After beating Indonesia 4-0 in the round of 16 in Qatar on Sunday night, Australia already have two days' rest on their next opponent - a prize for topping Group B.
The Socceroos will be likely enjoying a team dinner when Jurgen Klinsmann's South Korea and Roberto Mancini's Saudi Arabia, two of Asia's top teams, clash at 7pm local time on Tuesday (Wednesday 3am AEDT).
They will clearly be hoping the game goes the distance before the quarter-final, at 6.30pm local time Friday (Saturday 2.30am AEDT).
Coach Graham Arnold joked to AAP: "120-minute game with a penalty shootout would be fantastic."
Midfielder Jackson Irvine added with a laugh: "pens - and the rest. Loads of yellow cards, smash each other about. That'd be good."
While both were joking, the time advantage is real.
"Definitely it's gonna be massive for us to have that advantage, just to be a bit more fresh - but we've got to use that," midfielder Keanu Baccus told AAP.
"Because at the end of the day, football's close nowadays - so any advantage, we have to use."
The extra break is especially important for players like striker Mitch Duke, who just returned from a hamstring injury.

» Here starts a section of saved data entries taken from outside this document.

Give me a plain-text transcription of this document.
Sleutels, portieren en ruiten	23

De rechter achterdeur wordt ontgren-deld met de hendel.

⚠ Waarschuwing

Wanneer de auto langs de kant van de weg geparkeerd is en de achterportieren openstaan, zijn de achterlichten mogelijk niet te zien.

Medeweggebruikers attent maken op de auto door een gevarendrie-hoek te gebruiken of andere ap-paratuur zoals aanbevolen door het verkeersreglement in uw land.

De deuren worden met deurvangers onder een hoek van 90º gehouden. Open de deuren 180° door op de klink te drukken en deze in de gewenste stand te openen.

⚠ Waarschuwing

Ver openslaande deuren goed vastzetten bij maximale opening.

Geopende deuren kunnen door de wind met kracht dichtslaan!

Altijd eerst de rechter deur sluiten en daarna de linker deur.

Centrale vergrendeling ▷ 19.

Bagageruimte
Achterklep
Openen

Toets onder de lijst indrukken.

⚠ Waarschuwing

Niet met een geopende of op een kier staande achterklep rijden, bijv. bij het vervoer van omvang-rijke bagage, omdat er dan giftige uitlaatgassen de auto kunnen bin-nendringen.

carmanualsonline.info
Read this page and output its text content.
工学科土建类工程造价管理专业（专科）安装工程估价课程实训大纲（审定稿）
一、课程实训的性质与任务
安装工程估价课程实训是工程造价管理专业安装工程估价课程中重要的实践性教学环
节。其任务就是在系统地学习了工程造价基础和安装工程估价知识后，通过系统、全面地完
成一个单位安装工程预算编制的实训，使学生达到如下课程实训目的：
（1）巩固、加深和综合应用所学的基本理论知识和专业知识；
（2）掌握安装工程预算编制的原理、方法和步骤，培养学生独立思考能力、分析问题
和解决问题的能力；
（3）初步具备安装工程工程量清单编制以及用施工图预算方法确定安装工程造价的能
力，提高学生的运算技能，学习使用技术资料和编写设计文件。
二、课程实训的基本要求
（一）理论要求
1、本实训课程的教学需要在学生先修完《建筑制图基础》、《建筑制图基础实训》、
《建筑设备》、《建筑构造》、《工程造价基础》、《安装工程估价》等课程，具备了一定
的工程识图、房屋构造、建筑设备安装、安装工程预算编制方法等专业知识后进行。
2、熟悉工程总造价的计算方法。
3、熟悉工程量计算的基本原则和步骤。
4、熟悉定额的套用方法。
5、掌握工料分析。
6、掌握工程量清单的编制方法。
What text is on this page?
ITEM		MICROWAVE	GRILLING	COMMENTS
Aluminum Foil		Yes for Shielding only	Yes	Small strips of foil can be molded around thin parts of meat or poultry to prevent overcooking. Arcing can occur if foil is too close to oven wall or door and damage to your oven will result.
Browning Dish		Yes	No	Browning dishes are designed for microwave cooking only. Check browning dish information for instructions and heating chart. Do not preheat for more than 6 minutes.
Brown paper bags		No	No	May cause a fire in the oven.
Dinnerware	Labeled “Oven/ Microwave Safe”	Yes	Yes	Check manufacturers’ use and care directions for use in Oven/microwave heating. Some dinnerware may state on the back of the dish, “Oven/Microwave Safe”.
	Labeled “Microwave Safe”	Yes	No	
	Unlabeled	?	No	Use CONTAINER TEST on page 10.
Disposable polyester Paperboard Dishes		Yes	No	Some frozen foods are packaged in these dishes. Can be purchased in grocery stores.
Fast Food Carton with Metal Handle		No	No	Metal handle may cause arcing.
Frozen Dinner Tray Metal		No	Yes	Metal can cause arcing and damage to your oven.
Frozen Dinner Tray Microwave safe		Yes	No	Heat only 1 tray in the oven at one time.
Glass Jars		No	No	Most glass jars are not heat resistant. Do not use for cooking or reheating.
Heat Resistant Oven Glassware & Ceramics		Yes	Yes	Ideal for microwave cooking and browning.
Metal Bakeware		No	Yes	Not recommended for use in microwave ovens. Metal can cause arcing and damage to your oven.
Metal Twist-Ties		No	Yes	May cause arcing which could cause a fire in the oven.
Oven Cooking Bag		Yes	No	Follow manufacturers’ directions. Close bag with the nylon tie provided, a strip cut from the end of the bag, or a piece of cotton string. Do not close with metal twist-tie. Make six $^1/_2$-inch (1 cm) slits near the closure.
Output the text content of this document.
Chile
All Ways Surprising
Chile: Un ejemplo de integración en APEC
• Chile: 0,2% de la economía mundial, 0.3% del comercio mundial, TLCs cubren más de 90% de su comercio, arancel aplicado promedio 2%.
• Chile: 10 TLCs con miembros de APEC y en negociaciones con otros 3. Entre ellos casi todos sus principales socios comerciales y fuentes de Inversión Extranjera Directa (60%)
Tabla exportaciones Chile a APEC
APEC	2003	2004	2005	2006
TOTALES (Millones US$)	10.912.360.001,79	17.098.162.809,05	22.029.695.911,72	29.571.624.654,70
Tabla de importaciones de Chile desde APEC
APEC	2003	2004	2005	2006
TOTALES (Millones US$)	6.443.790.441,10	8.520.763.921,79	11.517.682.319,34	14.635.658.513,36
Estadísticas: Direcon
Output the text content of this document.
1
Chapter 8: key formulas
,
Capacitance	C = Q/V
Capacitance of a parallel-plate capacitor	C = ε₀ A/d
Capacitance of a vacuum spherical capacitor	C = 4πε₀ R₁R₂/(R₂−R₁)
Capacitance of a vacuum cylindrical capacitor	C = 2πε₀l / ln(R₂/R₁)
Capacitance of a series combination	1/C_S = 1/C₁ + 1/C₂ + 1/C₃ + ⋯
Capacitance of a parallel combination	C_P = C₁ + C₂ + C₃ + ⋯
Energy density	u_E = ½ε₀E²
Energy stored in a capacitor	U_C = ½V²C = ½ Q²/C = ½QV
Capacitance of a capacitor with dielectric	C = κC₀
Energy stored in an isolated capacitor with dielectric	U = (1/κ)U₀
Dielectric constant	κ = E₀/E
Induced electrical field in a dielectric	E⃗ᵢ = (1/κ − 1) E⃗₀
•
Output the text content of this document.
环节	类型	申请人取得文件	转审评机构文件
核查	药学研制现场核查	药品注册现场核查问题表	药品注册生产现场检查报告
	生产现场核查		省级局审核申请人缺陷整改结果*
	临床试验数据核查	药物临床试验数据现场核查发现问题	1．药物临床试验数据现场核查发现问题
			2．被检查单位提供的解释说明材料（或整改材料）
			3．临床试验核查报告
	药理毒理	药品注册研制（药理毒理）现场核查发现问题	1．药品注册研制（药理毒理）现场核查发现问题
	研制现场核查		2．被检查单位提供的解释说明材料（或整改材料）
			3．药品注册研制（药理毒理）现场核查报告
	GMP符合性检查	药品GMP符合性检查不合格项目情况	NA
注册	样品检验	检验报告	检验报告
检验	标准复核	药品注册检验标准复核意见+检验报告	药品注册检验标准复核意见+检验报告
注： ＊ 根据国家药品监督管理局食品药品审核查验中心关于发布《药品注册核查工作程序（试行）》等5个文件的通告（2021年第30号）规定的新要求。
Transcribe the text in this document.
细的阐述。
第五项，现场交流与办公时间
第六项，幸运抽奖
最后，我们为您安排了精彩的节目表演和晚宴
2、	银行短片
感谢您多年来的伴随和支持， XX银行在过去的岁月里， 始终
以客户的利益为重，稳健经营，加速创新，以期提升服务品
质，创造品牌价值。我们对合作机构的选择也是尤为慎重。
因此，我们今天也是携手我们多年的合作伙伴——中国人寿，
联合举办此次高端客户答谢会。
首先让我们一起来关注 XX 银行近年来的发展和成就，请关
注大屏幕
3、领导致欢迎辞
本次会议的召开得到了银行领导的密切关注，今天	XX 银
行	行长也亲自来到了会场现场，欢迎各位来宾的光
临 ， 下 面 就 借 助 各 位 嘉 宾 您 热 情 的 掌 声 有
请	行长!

It plays into the Socceroos' hard-running style, too.
"That's always what we've been so good at is our physicality and our energy and high intensity in games," Duke said.
"We can run teams down.
"That showed even the last game - Indonesia came out of the gate, probably surprised a lot of us
"But you could see in the last 20 minutes they died out quite a lot without energy, but we've still got the energy to take over and run out the game - then finally to have the end product on top of that.
"If we can continue doing that, I think we can out-run anyone."
The Socceroos will be wary of letting any sense of complacency kick in against a tired opponent with a point to prove - regardless of who they play.
"If anything, I've been in this position before," Irvine told AAP.
"I'm sure every player at some point has been on both sides of this when you're the team that plays (later).
"I know that those two teams who are playing will be almost more up for it in the sense that they've got something there to say like 'yeah, OK, they've had this (advantage)' and it gets them more up for the game.
"So, of course, we'll use the recovery and we'll use the time well, but when it comes to game day, I've been on the other side of it as well and I know that it'll play no part in an important fixture like that."